APPG for Creative Diversity
By Molly-Kate Vickers
On 23 July, Fashion Roundtable were joined by creatives across the sector to celebrate the launch of the new All-Party Parliamentary Group (APPG) for Creative Diversity.
The new group, featuring cross-party Parliamentary Members, was founded by Ed Vaizey and colleague Alex Pleasants, in order to identify and tackle obstacles facing diversity in the creative sector.
New figures reveal that Department for Digital, Culture, Media and Sport’s sectors are now worth £268 billion. The UK’s roaring creative industries made a record contribution to the economy in 2017, smashing through the £100 billion mark. The value of the UK’s creative industries is now up from £94.8 billion in 2016, to £101.5 billion in 2018, growing at almost twice the rate of the economy since 2010. Studies also showed that the creative industries, which form one of eight DCMS sectors, had experienced the strongest growth in employment figures in the last five years.

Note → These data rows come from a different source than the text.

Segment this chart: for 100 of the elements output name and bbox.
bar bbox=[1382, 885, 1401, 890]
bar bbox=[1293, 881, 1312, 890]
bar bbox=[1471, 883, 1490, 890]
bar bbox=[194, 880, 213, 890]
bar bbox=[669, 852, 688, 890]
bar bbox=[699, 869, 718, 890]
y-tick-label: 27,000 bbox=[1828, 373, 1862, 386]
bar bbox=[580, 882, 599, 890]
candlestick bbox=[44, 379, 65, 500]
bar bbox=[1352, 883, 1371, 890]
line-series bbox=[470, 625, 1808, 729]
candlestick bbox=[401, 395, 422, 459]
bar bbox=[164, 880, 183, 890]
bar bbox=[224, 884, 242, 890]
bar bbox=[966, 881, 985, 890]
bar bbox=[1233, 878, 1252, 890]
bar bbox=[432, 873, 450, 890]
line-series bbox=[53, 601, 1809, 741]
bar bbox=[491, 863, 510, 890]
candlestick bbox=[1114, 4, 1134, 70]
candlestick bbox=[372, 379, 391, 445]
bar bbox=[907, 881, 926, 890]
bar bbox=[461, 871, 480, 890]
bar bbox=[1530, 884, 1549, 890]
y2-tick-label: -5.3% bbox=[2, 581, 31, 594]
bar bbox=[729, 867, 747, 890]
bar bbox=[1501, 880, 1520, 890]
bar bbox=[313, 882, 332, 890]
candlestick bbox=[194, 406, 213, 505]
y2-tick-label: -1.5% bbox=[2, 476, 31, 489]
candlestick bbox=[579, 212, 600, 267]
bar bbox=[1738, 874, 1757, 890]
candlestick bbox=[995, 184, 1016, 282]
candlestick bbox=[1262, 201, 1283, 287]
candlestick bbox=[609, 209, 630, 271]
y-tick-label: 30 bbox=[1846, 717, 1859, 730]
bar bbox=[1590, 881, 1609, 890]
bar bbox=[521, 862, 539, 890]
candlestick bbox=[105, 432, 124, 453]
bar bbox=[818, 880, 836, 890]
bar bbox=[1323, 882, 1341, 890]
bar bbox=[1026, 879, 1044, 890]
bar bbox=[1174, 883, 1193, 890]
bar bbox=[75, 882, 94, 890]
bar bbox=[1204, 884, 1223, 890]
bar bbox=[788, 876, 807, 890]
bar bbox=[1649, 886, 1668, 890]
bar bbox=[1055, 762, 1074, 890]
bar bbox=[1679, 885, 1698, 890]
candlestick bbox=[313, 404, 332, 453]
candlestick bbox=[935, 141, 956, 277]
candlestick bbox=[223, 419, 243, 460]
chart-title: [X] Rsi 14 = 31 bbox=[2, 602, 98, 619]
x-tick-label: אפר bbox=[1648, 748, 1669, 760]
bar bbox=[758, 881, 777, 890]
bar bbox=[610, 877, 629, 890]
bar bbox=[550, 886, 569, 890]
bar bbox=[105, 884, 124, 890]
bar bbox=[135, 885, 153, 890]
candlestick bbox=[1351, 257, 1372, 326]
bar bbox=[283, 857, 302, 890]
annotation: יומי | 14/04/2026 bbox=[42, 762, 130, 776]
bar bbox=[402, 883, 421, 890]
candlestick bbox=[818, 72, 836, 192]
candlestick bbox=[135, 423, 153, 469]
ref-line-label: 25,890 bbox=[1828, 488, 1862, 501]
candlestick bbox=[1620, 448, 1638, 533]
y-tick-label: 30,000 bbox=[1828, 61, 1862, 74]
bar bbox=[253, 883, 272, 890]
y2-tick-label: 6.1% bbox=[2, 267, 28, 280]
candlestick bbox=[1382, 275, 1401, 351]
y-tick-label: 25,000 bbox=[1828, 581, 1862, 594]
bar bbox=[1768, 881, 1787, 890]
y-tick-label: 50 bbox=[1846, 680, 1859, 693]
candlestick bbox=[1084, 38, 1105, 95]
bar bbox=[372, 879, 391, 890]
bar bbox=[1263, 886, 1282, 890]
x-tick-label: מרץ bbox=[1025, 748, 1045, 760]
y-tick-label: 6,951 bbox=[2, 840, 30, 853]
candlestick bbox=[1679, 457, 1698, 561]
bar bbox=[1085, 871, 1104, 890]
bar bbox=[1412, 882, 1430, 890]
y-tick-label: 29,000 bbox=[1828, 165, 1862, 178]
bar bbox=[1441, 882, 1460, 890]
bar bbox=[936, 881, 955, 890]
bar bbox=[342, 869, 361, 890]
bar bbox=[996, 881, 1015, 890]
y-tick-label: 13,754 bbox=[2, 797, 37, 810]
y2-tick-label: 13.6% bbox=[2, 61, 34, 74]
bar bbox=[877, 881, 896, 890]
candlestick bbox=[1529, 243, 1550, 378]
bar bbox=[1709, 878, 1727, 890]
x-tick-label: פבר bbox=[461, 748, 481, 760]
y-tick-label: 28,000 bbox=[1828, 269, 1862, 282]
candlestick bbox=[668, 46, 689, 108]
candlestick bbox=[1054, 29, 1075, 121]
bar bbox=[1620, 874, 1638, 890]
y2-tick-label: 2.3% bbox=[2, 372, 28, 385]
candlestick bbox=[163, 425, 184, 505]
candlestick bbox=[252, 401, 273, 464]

In 2018, the number of jobs in the Creative Industries sector stood at just over 2 million, an increase of 1.6% from 2017. The sector accounted for 6.2% of UK jobs in 2018. However the number of jobs in the Creative Industries increased by 30.6% from 2011: three times the growth rate of employment in the UK overall (10.1%).
Despite the evidence proving the thriving and lucrative nature of the British creative industries, figures also reveal that the sector is not equally as accessible to all.
Ethnicity, religion, class, location, age, gender, disability; all factors which have proven to determine an individual’s opportunity within the creative industries.
On gender, in 2016, 63% of creative job roles were filled by men while only 37% were occupied by women. Whereas in the UK generally, men made up 53% of workers and women 47%. In 2016, BAME (black, Asian and minority ethnic) employees made up just 11% of the 32,422 people working in the creative industries – an increase of 5.8 percent on 2015.
Of the nine creative industries sub-sectors surveyed, the design and designer fashion industry saw the largest increase in number of BAME employees, rising by a massive 49.2% between 2015 and 2016. However, this still only makes up 8.7% of the 160,00 people working in design and designer fashion.
Chair and Vice Chairs of the APPG for Creative Diversity, such as Ed Vaizey, Sharon Hodgson, Chi Onwurah and Tracy Brabin, have recognised the lack of diversity currently permeating the creative industries and have set out to change that, stating ultimately that “greater diversity leads to greater creative output”.
MPs were joined by speakers including; Kanya King CEO of the MOBO Awards, Joanna Abeyie CEO of Inclusive Executive Search Business & EDI Consultancy and Eliza Easton Head of Policy at Creative Industries Policy & Evidence Centre (PEC) and Creative Economy Policy at NESTA UK, who all provided informative and in-depth accounts as to why the APPG for Creative Diversity is so imperative in contemporary society.
The launch concluded with a piece of thought-provoking and emotive spoken word by poet, actress and writer Amelia Poamz.
The APPG aims to be a positive, proactive and authentic catalyst for change, desperately needed in an industry which is so evidently London-centric, unrepresentative for BAME, and male dominated.
Due to our personal passion for equality and representation within the creative, and more specifically, fashion industry, we at Fashion Roundtable will ensure to maintain close relations with the APPG for Creative Diversity and attend regular meetings in order to ensure that their aims are solidified and achieved.